Não fazia o menor sentido. Tudo o que eu sentia era uma extrema confusão como se tentasse, inutilmente, formar palavras em uma sopa de letrinhas. Fazia poucos minutos que minha visão começara a ficar turva e confusa.
À minha volta, movimentos de vultos indefinidos compunham um balé sem música. Distinguia apenas contornos, como se uma redoma de algum material opaco me aprisionasse. Uma prisão sem grades, onde eu mesmo era meu carcereiro e meu caminho de fuga.
Mas era dentro de mim onde a maior guerra era travada. Os monstros que eu sepultara há tanto tempo que nem podia me lembrar, procriavam, multiplicando-se em correntes de pesadelos. Dentro de mim, um mundo hostil tomava forma.
Quando tentei levantar, percebi que o torpor atingira minhas pernas — ou melhor, havia transformado meu sistema nervoso em um quebra-cabeça que não se encaixava. Não conseguia me mover.
O grito que pensei ter dado não conseguiu chegar ao mundo exterior. Apenas provocou a ira dos monstros que cresciam em número e ferocidade dentro de mim. Nasceram desertos intransponíveis e ruas envoltas em neblinas, cenários para os crimes que pretendia cometer contra mim mesmo.
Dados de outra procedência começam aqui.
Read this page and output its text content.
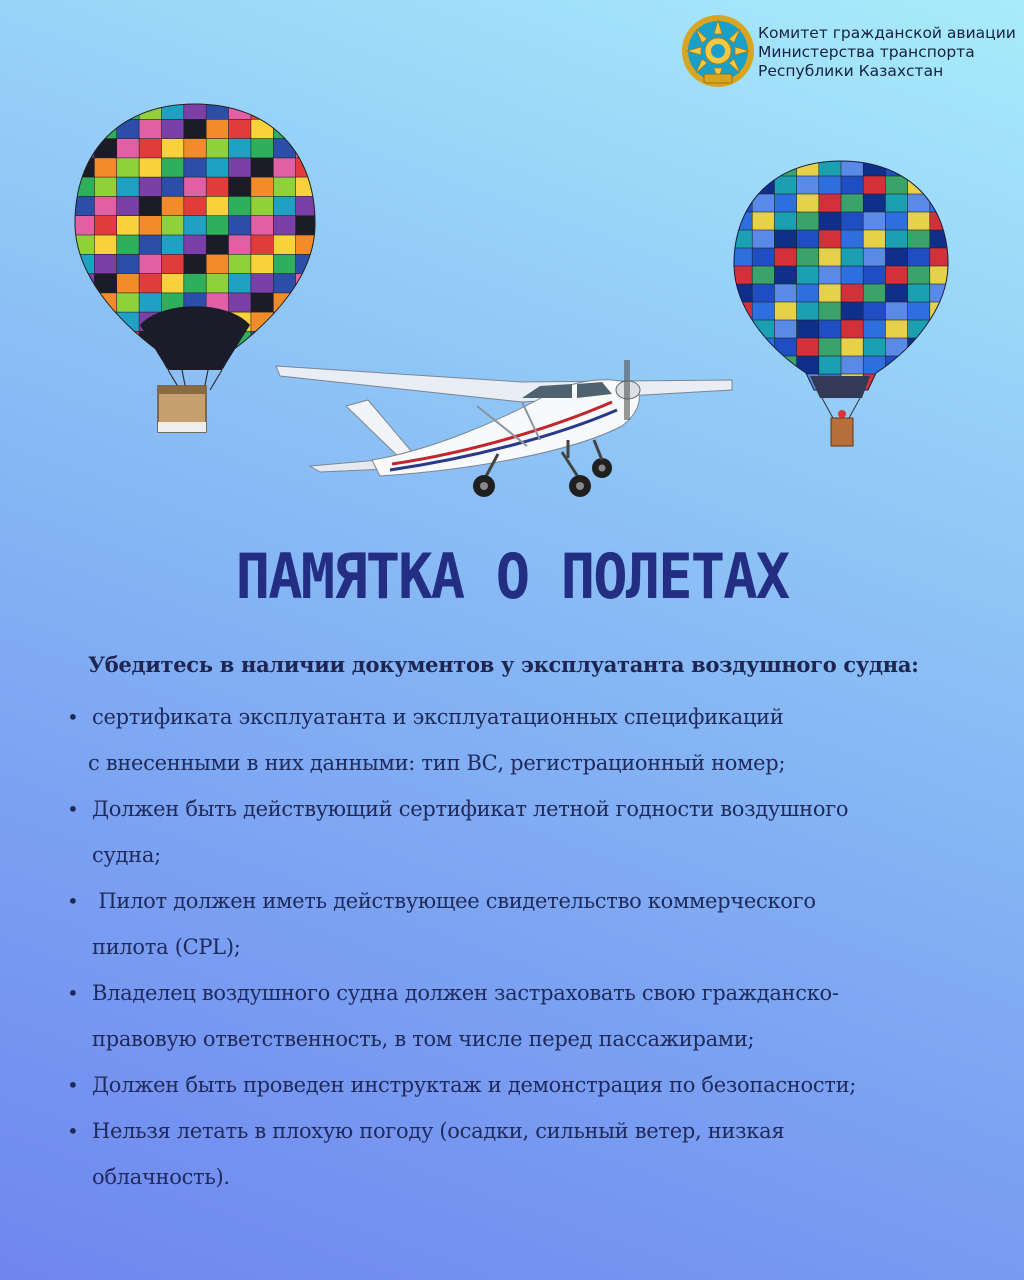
Комитет гражданской авиации
Министерства транспорта
Республики Казахстан
ПАМЯТКА О ПОЛЕТАХ
Убедитесь в наличии документов у эксплуатанта воздушного судна:
• сертификата эксплуатанта и эксплуатационных спецификаций
с внесенными в них данными: тип ВС, регистрационный номер;
• Должен быть действующий сертификат летной годности воздушного
судна;
•  Пилот должен иметь действующее свидетельство коммерческого
пилота (CPL);
• Владелец воздушного судна должен застраховать свою гражданско-
правовую ответственность, в том числе перед пассажирами;
• Должен быть проведен инструктаж и демонстрация по безопасности;
• Нельзя летать в плохую погоду (осадки, сильный ветер, низкая
облачность).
Mais alguns minutos, senti que vários horizontes e dimensões desconhecidos estavam sendo cruzados. Eu viajava, enquanto a corrente sangüínea se tornava um rio de lava, ou vários, percorrendo o meu organismo.
Experimentava sensações como quem prova sabores exóticos. Imagens de velhos poemas, que li na infância, fundiam-se aos sons de vozes desconhecidas recitando.
Em seguida, senti que me desprendia do meu corro e que já não havia limites. Não havia fronteiras. A redoma nebulosa que me envolvia, naquele momento, abrangia pedaços maiores do mundo. Pude entrar na mente de alguém que passava e vasculhá-la, sem pudores. O desconhecido nem sentiu que eu o devassava, mas eu senti o poder - o infinito poder da onipresença, a marca da divindade.
Não havia mais sentido para sonhos ...
Todo absurdo, por mais louco que fosse, era possível — era real.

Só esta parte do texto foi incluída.